We expect the Federal Reserve to keep its policy rate in a range between 4.25% and 4.5% with little to no change in the policy statement when the Federal Open Market Committee meets on May 6 and 7.
We expect the Fed to keep its rate between 4.25% and 4.5% with little to no change in the policy statement.
But while we expect little change in policy, the press conference afterward is sure to be a lively one as Fed Chairman Jerome Powell answers questions on rates and inflation, the impact of tariffs, the Fed’s independence, and the direction of monetary policy as the economy slows.
Recent comments by Fed officials have reflected diverse opinions on the economic outlook.
But what is clear is that uncertainty hangs like the sword of Damocles over the economy, presenting a vexing challenge for policymakers who otherwise might be thinking about risk management and rate cuts.

Within a matter of 90 days, the Fed will most likely be facing rising inflation and unemployment as tariffs kick in.
The Fed playbook under those conditions is for the central bank to lean toward which part of its dual mandate—pricing stability and maximum sustainable employment—is further away from its target.
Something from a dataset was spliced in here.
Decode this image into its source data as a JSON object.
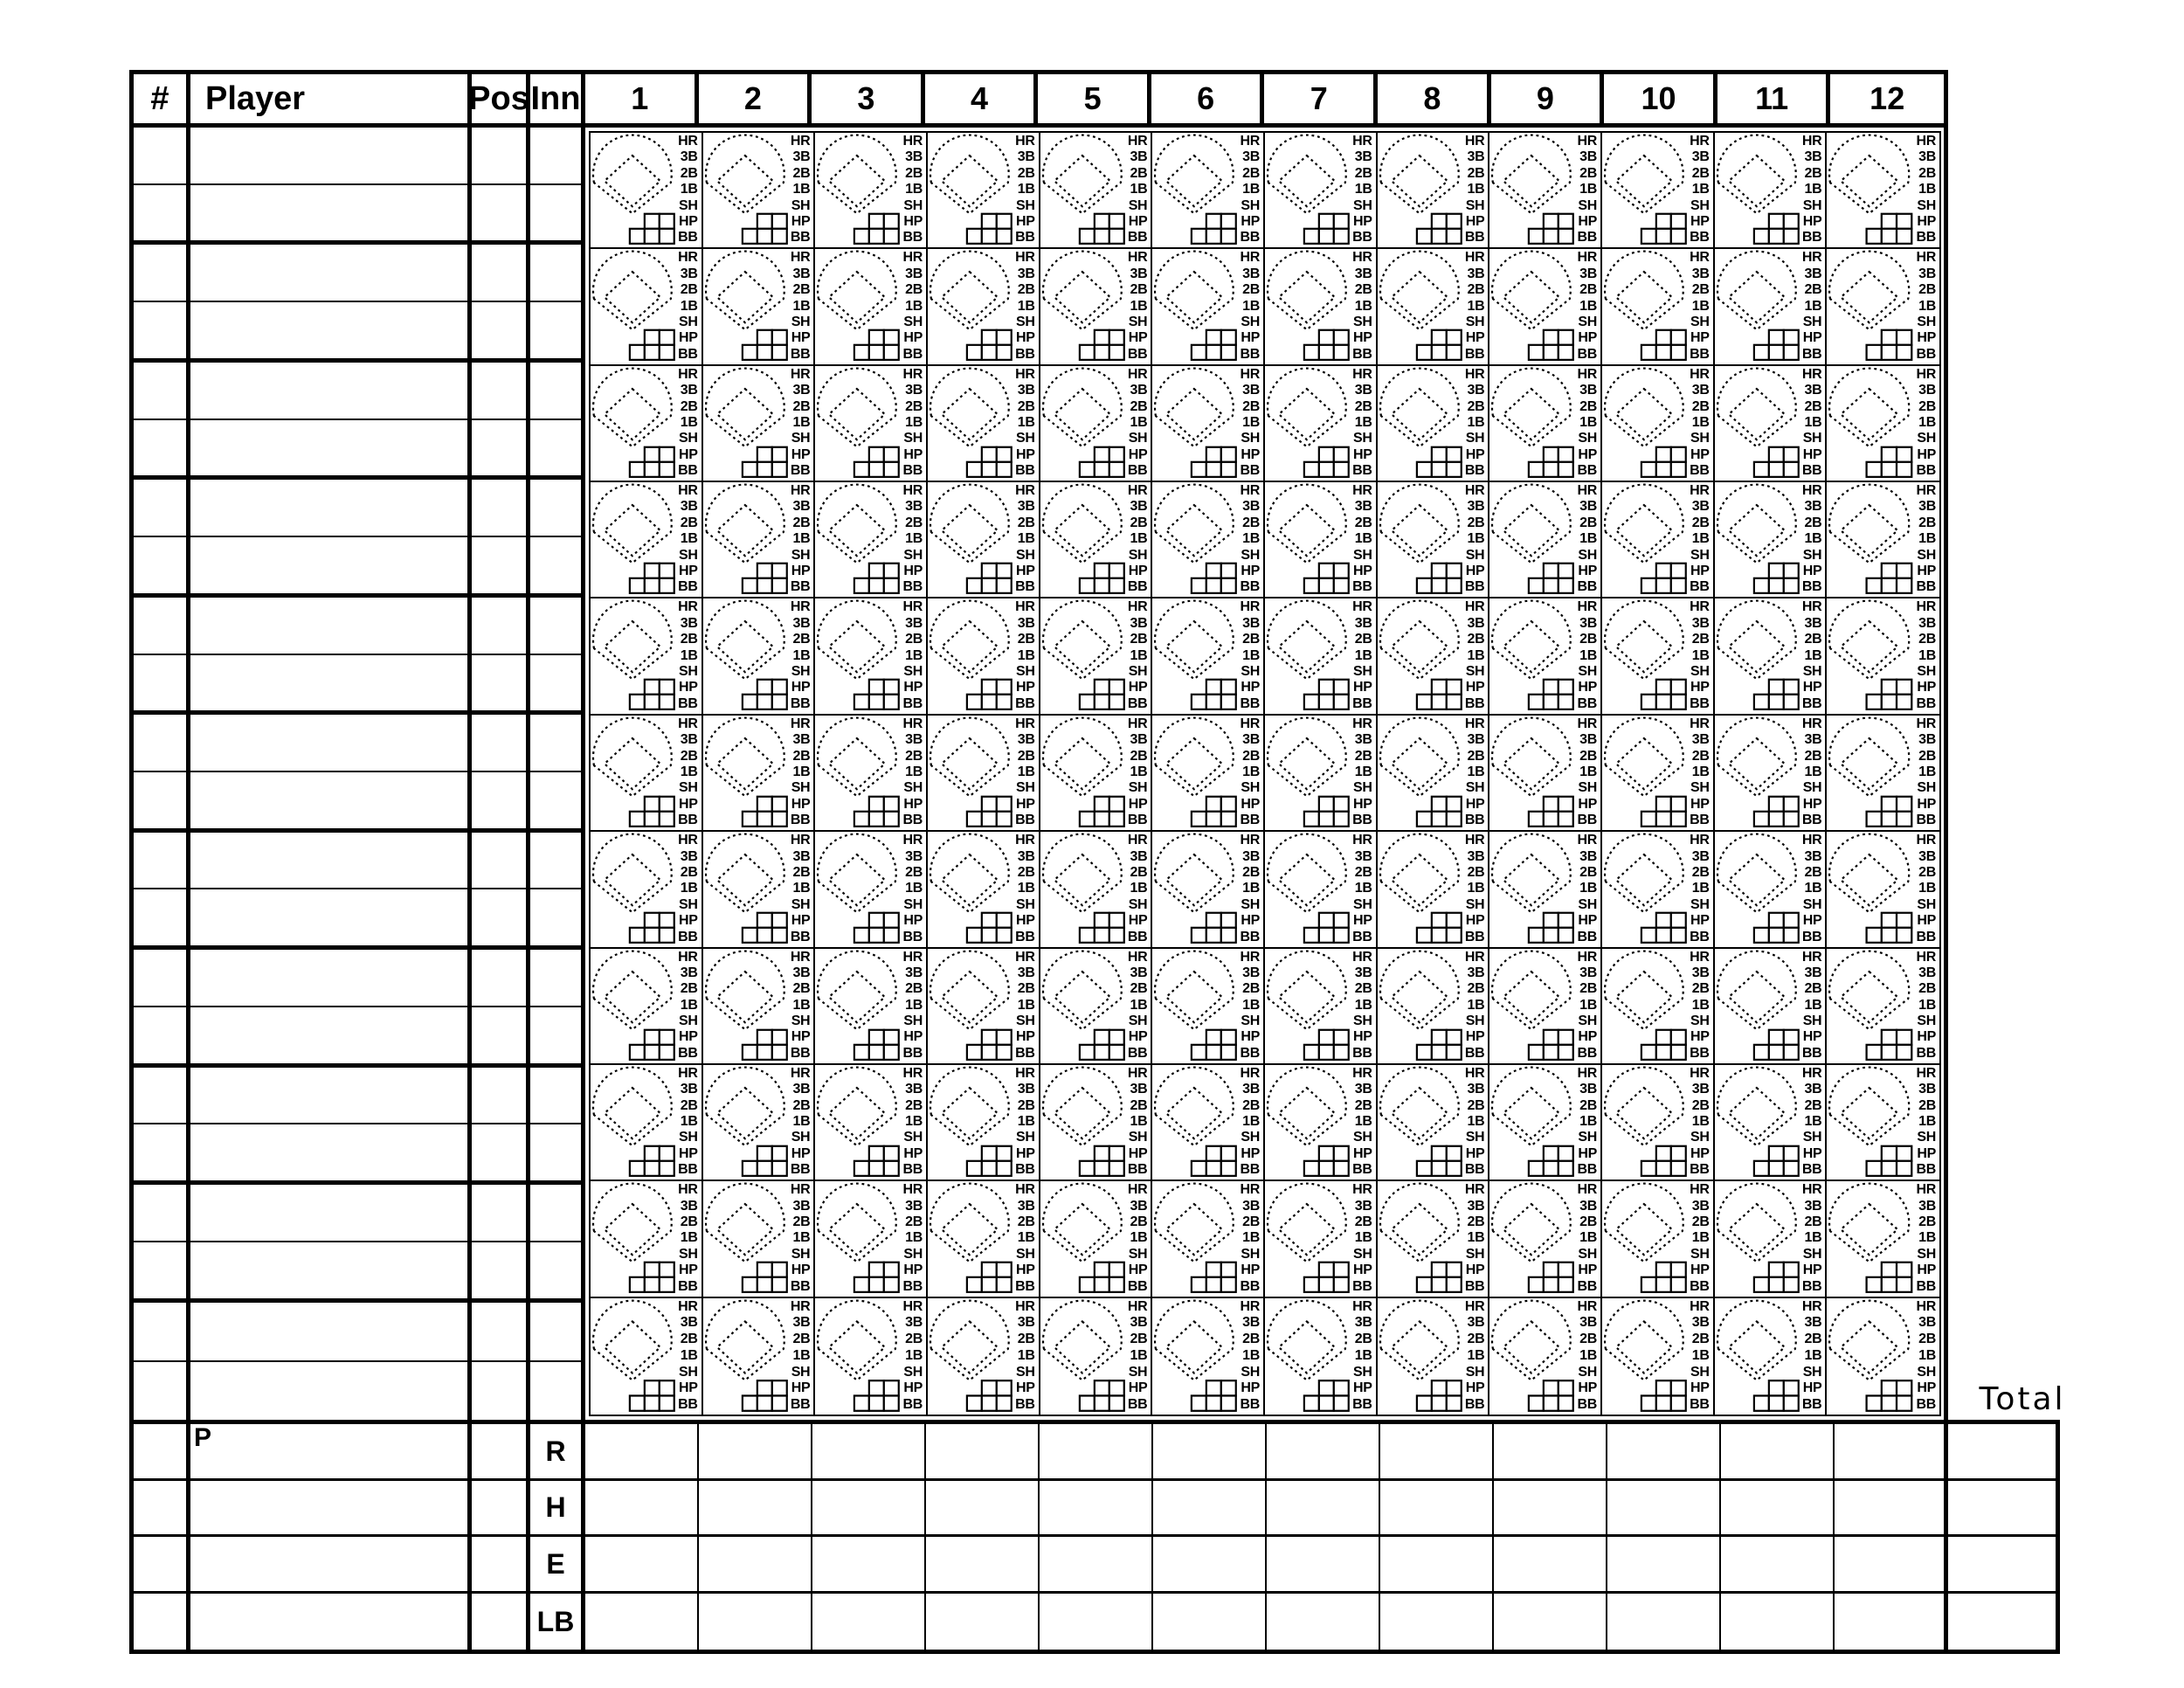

With a 4.2% jobless rate reflecting an economy at full employment and inflation standing well above the Fed’s 2% target, the central bank will not be cutting rates next week, nor this summer.
Our forecast implies that it will not be until the fall before Fed officials have a good sense of whether they will be able to look through tariff-inspired inflation and cut rates or if they are forced to consider hiking rates to prevent another round of inflation.
Read more of RSM’s insights on the economy and the middle market.
In my estimation, cutting rates at this time would be premature and risk a nastier bout of stagflation than the economy is currently facing.
The last thing the Fed wants is to subject the economy to another pricing shock initiated by the White House.
Price stability is a precondition for maximum sustainable employment, a point that Powell will stress during his press conference.
My sense is that if presented with that choice, Fed officials will choose higher rates until they are convinced inflation is moving back toward the 2% target.